Ronel Hill Attorneys


[1] The option to purchase encompassed a conditional pre-emptive right and was contained in clause 2 of the lease.

[2] Some grounds were duplicated in the ‘Notice of Appeal’ filed of record and as such, need not be considered separately.

[3] See Minister of Safety & Security v Slabbert (668/2008) [2009] ZASCA 163 (30 November 2009) at paras 11 & 12.

[4] Per annexures ‘TA19’ (cancellation of lease) and ‘TA17’ (cancellation of settlement agreement) to the founding affidavit.

[5] See Moroka v Premier of the Free State Province and Others (295/20) [2022] ZASCA 34 (31 March 2022) at paras 36-38.

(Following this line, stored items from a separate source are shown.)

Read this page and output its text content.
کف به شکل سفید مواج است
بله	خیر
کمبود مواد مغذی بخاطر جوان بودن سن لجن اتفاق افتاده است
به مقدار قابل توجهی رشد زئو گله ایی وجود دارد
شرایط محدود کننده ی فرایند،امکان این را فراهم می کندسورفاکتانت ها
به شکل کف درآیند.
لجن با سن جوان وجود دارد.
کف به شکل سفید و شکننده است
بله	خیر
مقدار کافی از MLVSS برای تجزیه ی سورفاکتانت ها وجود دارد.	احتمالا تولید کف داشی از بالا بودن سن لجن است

[6] In terms of clause 19, the lessee was not entitled to make any structural or other alterations on the property without written authorisation by the lessor. In terms of clause 20, “in the event where the Lessor made alterations to, additions to, or installations on the Property with the written authorisation of the Lessor and not exercise his right to purchase the property at the end lease or if the lease is legally terminated or cancelled during the term thereof, such alterations to, additions to, or installations on the Property shall at the time of the termination of the agreement, become the property of the Lessor and the Lessee shall not be entitled to any compensation in respect thereof."

[7] 2014 (1) SACR 647 (SCA) at paras 2-3.

[8] 2012 (1) SACR 567 (SCA) para 7.

[9] As per the test was set out in cases such as Ramakatsa and Others v African National Congress and Another (724/2019) [2121]ZASCA 31 (31 March 2021) at par 10 and MEC for Health, Eastern Cape v Ongezwa Mkhitha & The Road Accident Fund [2016] ZASCA 176 (25 November 20160 at paras 16-17.

In Mkhitha at par 17, quoting from S v Smith, par 7, the following was said: ‘An applicant for leave to appeal must convince the court on proper grounds that there is a reasonable prospect or realistic chance of success on appeal. A mere possibility of success, an arguable case or one that is not hopeless, is not enough. There must be a sound, rational basis to conclude that there is a reasonable prospect of success on appeal.’ (footnote omitted) (emphasis added).